A recent number of articles in the Wall Street Journal have painted a disturbing picture of nursing homes nationwide systematically medicating residents with anti-psychotic drugs in an attempt to regulate their conduct and behavior. The Wall Street Journal has reported that the use of new anti-psychotic drugs to regulate behavior of dementia patients has surged, despite FDA warnings about the use of said drugs. The Center for Medicare and Medicaid Services in addition has reported that approximately thirty percent of nursing home residents are taking anti-psychotic drugs. 121 Residences PJ

Although reports with this nature aren’t new, they reinforce the necessity for attorneys, families and friends to understand, understand and effectively advocate nursing home residents’rights.

The 1987 Nursing Home Reform Act (“NHRA”), the main Omnibus Budget Reconciliation Act of 1987(“OBRA”), established quality standards for nursing homes nationwide and defined their state survey and certification process to enforce the standards (42 CFR 283.0). These regulations represent minimum standards for long haul care facilities. These were promulgated to enhance the caliber of care of their residents. The overall goals of OBRA are to:

(a) promote and enhance the standard of living of the resident;

(b) provide services and activities to attain or maintain the best practicable, physical, mental and psycho social well being of each resident in respect with a written plan of care;

(c) provide that resident and advocate participation is a criteria for assessing the facilities compliance with administrator requirements; and

(d) assure usage of the State’s Long Term Care Ombudsman (a third party resident advocate) to the facilities residents, and assure that the Ombudsman has usage of records, residents and care providers.
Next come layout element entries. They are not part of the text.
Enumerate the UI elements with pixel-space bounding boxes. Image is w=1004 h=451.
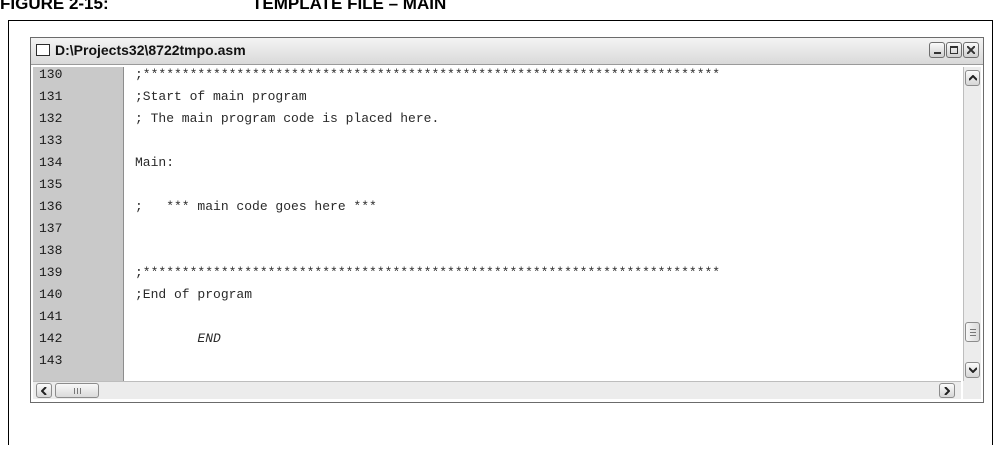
chevron-up-icon [969,75,977,81]
code-line[interactable]: 132 ; The main program code is placed her… [33,108,961,130]
close-button[interactable] [963,42,979,58]
line-number: 134 [39,155,63,170]
code-text[interactable]: END [135,328,220,350]
grip-line [77,388,78,394]
line-number: 136 [39,199,63,214]
code-editor[interactable]: 130 ;************************************… [33,67,961,381]
vertical-scroll-thumb[interactable] [965,322,980,342]
line-number: 132 [39,111,63,126]
grip-line [970,329,976,330]
line-number: 141 [39,309,63,324]
code-line[interactable]: 130 ;************************************… [33,67,961,86]
chevron-down-icon [969,367,977,373]
grip-line [970,332,976,333]
figure-title: TEMPLATE FILE – MAIN [252,0,447,13]
code-line[interactable]: 134 Main: [33,152,961,174]
line-number: 139 [39,265,63,280]
line-number: 133 [39,133,63,148]
vertical-scrollbar[interactable] [963,67,981,381]
code-line[interactable]: 142 END [33,328,961,350]
code-line[interactable]: 138 [33,240,961,262]
code-line[interactable]: 137 [33,218,961,240]
scroll-down-button[interactable] [965,362,980,378]
close-icon [967,46,975,54]
scroll-right-button[interactable] [939,383,955,398]
line-number: 142 [39,331,63,346]
code-text[interactable]: Main: [135,152,174,174]
horizontal-scroll-thumb[interactable] [55,383,99,398]
line-number: 138 [39,243,63,258]
code-text[interactable]: ;Start of main program [135,86,307,108]
scroll-left-button[interactable] [36,383,52,398]
code-line[interactable]: 141 [33,306,961,328]
code-line[interactable]: 133 [33,130,961,152]
code-text[interactable]: ;***************************************… [135,67,720,86]
figure-label: FIGURE 2-15: [0,0,109,13]
window-controls [929,42,979,58]
line-number: 143 [39,353,63,368]
editor-window: D:\Projects32\8722tmpo.asm 130 ;*********… [30,37,984,403]
horizontal-scrollbar[interactable] [33,381,961,399]
line-number: 130 [39,67,63,82]
code-line[interactable]: 140 ;End of program [33,284,961,306]
code-line[interactable]: 135 [33,174,961,196]
line-number: 137 [39,221,63,236]
code-line[interactable]: 139 ;************************************… [33,262,961,284]
minimize-button[interactable] [929,42,945,58]
grip-line [970,335,976,336]
code-line[interactable]: 136 ; *** main code goes here *** [33,196,961,218]
code-line[interactable]: 143 [33,350,961,372]
line-number: 140 [39,287,63,302]
document-icon [36,44,50,56]
code-line[interactable]: 131 ;Start of main program [33,86,961,108]
chevron-right-icon [944,387,950,395]
maximize-button[interactable] [946,42,962,58]
scroll-corner [963,381,981,399]
minimize-icon [934,52,941,54]
grip-line [80,388,81,394]
maximize-icon [950,46,958,54]
title-bar[interactable]: D:\Projects32\8722tmpo.asm [31,38,983,65]
line-number: 135 [39,177,63,192]
code-text[interactable]: ;End of program [135,284,252,306]
code-text[interactable]: ;***************************************… [135,262,720,284]
line-number: 131 [39,89,63,104]
chevron-left-icon [41,387,47,395]
grip-line [74,388,75,394]
scroll-up-button[interactable] [965,70,980,86]
window-title: D:\Projects32\8722tmpo.asm [55,42,246,58]
code-text[interactable]: ; *** main code goes here *** [135,196,377,218]
code-text[interactable]: ; The main program code is placed here. [135,108,439,130]
figure-caption: FIGURE 2-15: TEMPLATE FILE – MAIN [0,0,446,14]
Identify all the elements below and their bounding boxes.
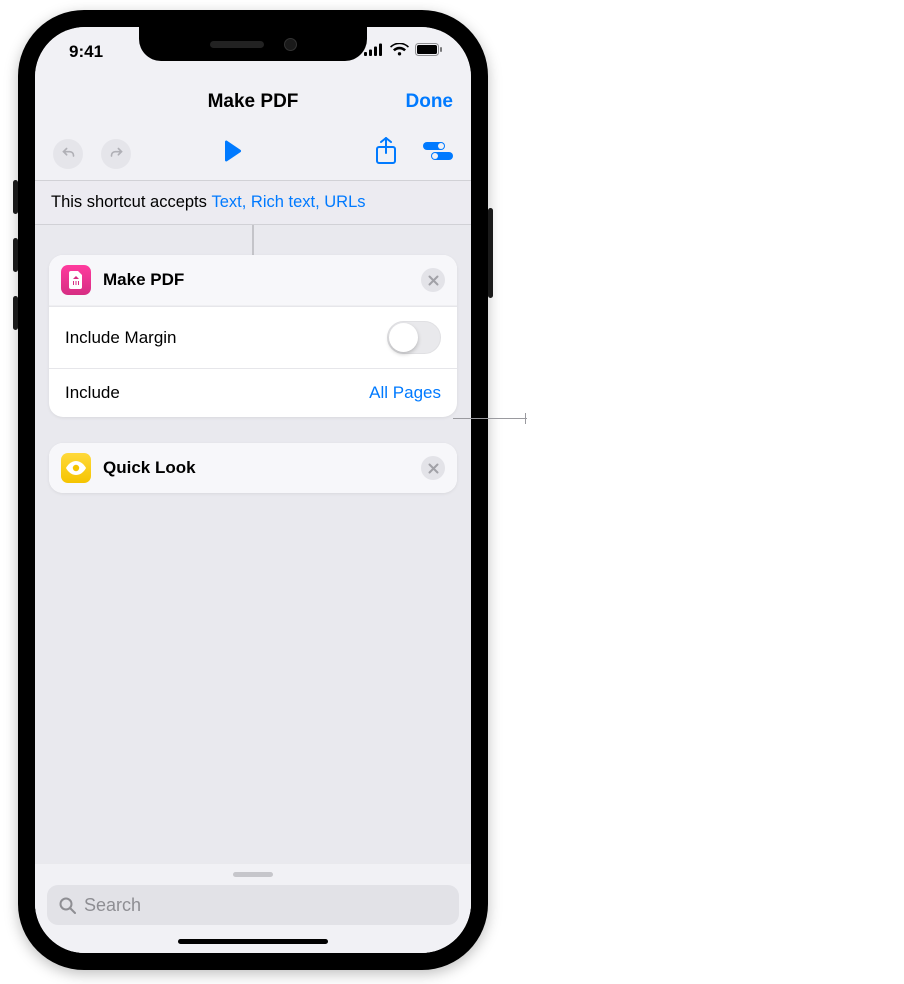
- action-header-quick-look[interactable]: Quick Look: [49, 443, 457, 493]
- nav-bar: Make PDF Done: [35, 77, 471, 127]
- action-header-make-pdf[interactable]: Make PDF: [49, 255, 457, 306]
- done-button[interactable]: Done: [406, 91, 454, 113]
- search-placeholder: Search: [84, 895, 141, 916]
- battery-icon: [415, 43, 443, 61]
- notch: [139, 27, 367, 61]
- action-title-make-pdf: Make PDF: [103, 270, 184, 290]
- settings-toggle-button[interactable]: [423, 141, 453, 166]
- switch-include-margin[interactable]: [387, 321, 441, 354]
- action-title-quick-look: Quick Look: [103, 458, 196, 478]
- remove-action-make-pdf[interactable]: [421, 268, 445, 292]
- cell-signal-icon: [364, 43, 384, 61]
- home-indicator[interactable]: [178, 939, 328, 944]
- row-include-margin: Include Margin: [49, 306, 457, 368]
- front-camera: [284, 38, 297, 51]
- screen: 9:41 Make PDF Done: [35, 27, 471, 953]
- row-include-pages[interactable]: Include All Pages: [49, 368, 457, 417]
- callout-line: [453, 418, 527, 419]
- pdf-doc-icon: [61, 265, 91, 295]
- share-button[interactable]: [375, 137, 397, 170]
- phone-frame: 9:41 Make PDF Done: [18, 10, 488, 970]
- value-include-pages: All Pages: [369, 383, 441, 403]
- sheet-grabber[interactable]: [233, 872, 273, 877]
- play-button[interactable]: [223, 149, 243, 166]
- redo-button[interactable]: [101, 139, 131, 169]
- search-input[interactable]: Search: [47, 885, 459, 925]
- callout-tick: [525, 413, 526, 424]
- accepts-prefix: This shortcut accepts: [51, 193, 211, 211]
- label-include-margin: Include Margin: [65, 328, 177, 348]
- workflow-canvas: Make PDF Include Margin Include All Page…: [35, 225, 471, 953]
- speaker-grille: [210, 41, 264, 48]
- status-time: 9:41: [69, 42, 103, 62]
- search-icon: [59, 897, 76, 914]
- label-include: Include: [65, 383, 120, 403]
- flow-connector: [252, 225, 254, 255]
- page-title: Make PDF: [208, 91, 299, 113]
- wifi-icon: [390, 43, 409, 61]
- eye-icon: [61, 453, 91, 483]
- accepts-banner[interactable]: This shortcut accepts Text, Rich text, U…: [35, 181, 471, 225]
- accepts-types: Text, Rich text, URLs: [211, 193, 365, 211]
- remove-action-quick-look[interactable]: [421, 456, 445, 480]
- undo-button[interactable]: [53, 139, 83, 169]
- action-card-make-pdf: Make PDF Include Margin Include All Page…: [49, 255, 457, 417]
- action-card-quick-look: Quick Look: [49, 443, 457, 493]
- toolbar: [35, 127, 471, 181]
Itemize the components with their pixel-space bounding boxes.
A copy of the nursing home resident’s Bill of Rights should be conspicuously posted in the lobby of the facility. While these rights are general in nature, NHRA specifically defines the parameters of each right. For instance, in accordance with medication, NHRA proscribes that the resident be free from unnecessary physical or chemical restraints, including anti-psychotic drugs and sedatives, except when authorized with a physician for a specified and limited period of time.

Additionally, the NHRA specifically provides that:

(a) facilities inform the resident of the name, specialty and way of contacting the physicians accountable for the resident’s care;

(b) facilities must inform the resident, his or her guardian or interested family person in any deterioration of the resident’s health or if the physician wishes to change treatment;

(c) facilities must provide the resident usage of his or her medical records within one business day, and a to copies of the records at a fair cost;

(d) facilities must provide a written description of a resident’s rights, explaining state laws relevant to living wills, durable powers of attorney, etc., along with a copy of the facilities policy on carrying out these directives. This becomes particularly important whenever a facility won’t honor the residents advance directive relevant to end-of-life decisions, the use of feeding tubes, ventilators and respirators;

(e) the resident features a to privacy, which extends to any or all facets of care; and

(f) a resident may not be moved to another room, different nursing home, a hospital or back home without advanced notice, and an opportunity for appeal.